Many people say that we already have this in CSS, which is basically true (whitespace seperated class name list). However, the inheritance definition is shifted from the CSS document into the HTML document. Which means that, if I want to achieve a relatively strong abstraction of CSS styles in CSS, I have a long list of class names in the HTML document element class attricute. Firstly, the document gets too large and secondly, one always has to remember the whole chain of the inheritance hierarchy.

Especially the latter causes lots of trouble. We have two or more people working on the CSS/HTML at the same time, and each of them needs to have a good overview of the CSS definitions and has to speak often to the other developers, otherwise, they define things twice which is unnecessary. In large projects, it is almost impossible to keep a clean CSS in the long run.

On the other hand, you would put the inheritance (merge, mixin, import) back into the CSS document if you worked according to the blackbox principle as a developer. I only have to know the base classes (definitions), I can import/mixin/merge this base class to my new class and overwrite only the necessary attributes in this new class. In the end. I only have to know thes one new special style class and I can hand it over to other develpers. Then, they can overwrite the class again. furthermore you achieved an improved recycling of style definitions.

I hope all cann follow me. I’m not a native english speaker.

Comment by jfw — August 9, 2008

I’m the author of the PHP version.

I just want to correct some incorrect assumptions about how it works.

It doesn’t process it every time, it only will process if the css stylesheet has changed, and there is a command line compiler so you can precompile everything.

The PHP version actually is built to the same spec that the webkit version is, the stylesheets are interchangable.

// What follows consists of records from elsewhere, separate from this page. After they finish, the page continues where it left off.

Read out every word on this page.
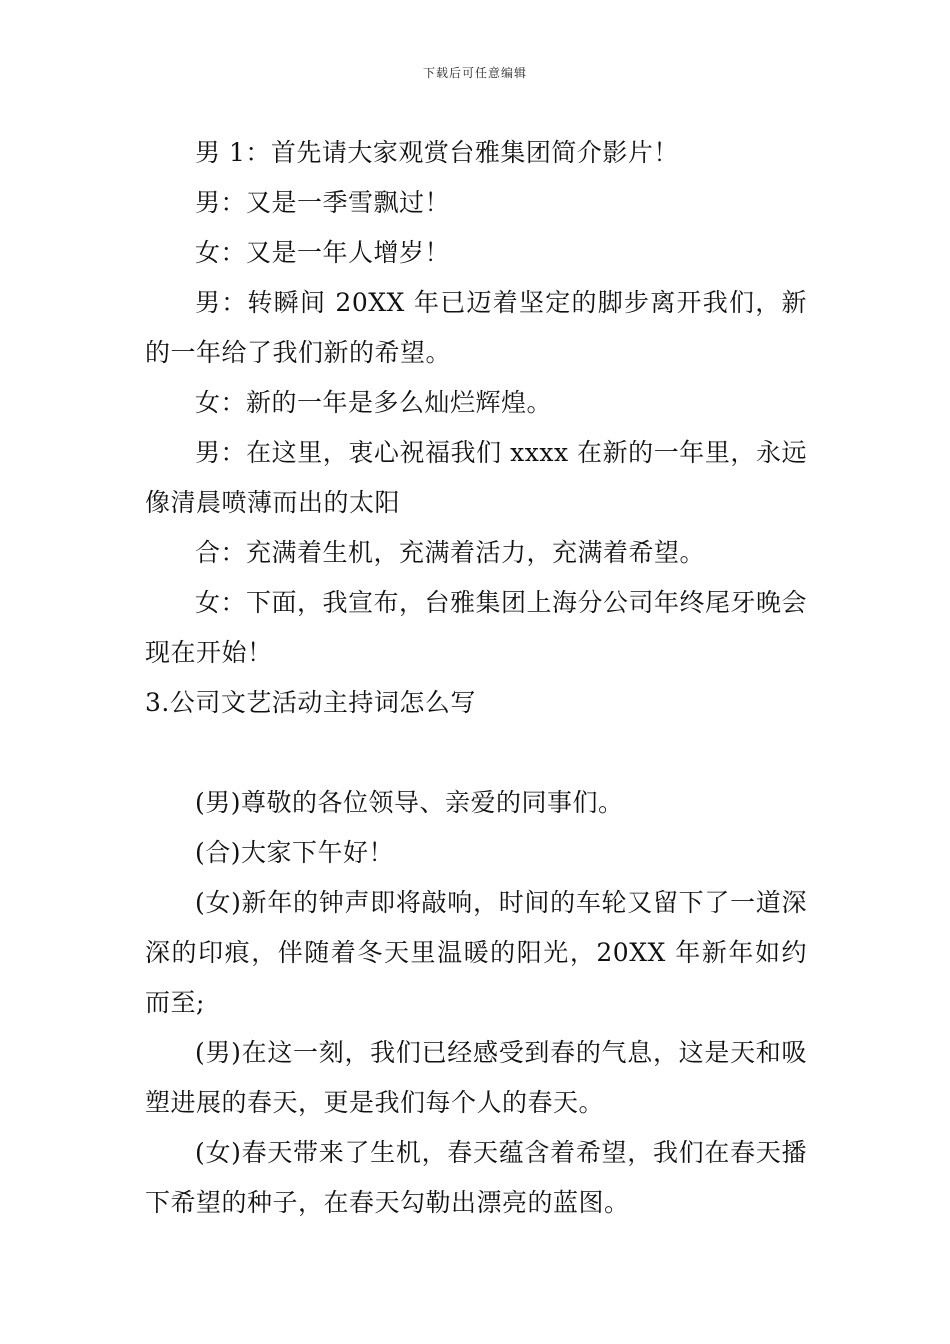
下载后可任意编辑

男 1：首先请大家观赏台雅集团简介影片！

男：又是一季雪飘过！

女：又是一年人增岁！

男：转瞬间 20XX 年已迈着坚定的脚步离开我们，新的一年给了我们新的希望。

女：新的一年是多么灿烂辉煌。

男：在这里，衷心祝福我们 xxxx 在新的一年里，永远像清晨喷薄而出的太阳

合：充满着生机，充满着活力，充满着希望。

女：下面，我宣布，台雅集团上海分公司年终尾牙晚会现在开始！

3.公司文艺活动主持词怎么写

(男)尊敬的各位领导、亲爱的同事们。

(合)大家下午好！

(女)新年的钟声即将敲响，时间的车轮又留下了一道深深的印痕，伴随着冬天里温暖的阳光，20XX 年新年如约而至;

(男)在这一刻，我们已经感受到春的气息，这是天和吸塑进展的春天，更是我们每个人的春天。

(女)春天带来了生机，春天蕴含着希望，我们在春天播下希望的种子，在春天勾勒出漂亮的蓝图。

I implemented it this way so that when browsers catch up, those stylesheets would be usable without change.

The one difference between my implementation and the spec, however, is that I have an eval() that lets you do stuff like:

padding: eval(variable / 2);
margin: eval((anothervariable / 2) * yetanother);

Honestly, I don’t give a shit if people use it or not, we use it at massify.com and have found it an incredible boon to productivity in regards to how we build some very complicated pages and keep consistency across the entire site. YMMV.

Best,

Jon.

Comment by IFlyHigh — August 9, 2008

Use SASS if you definitely need those variables.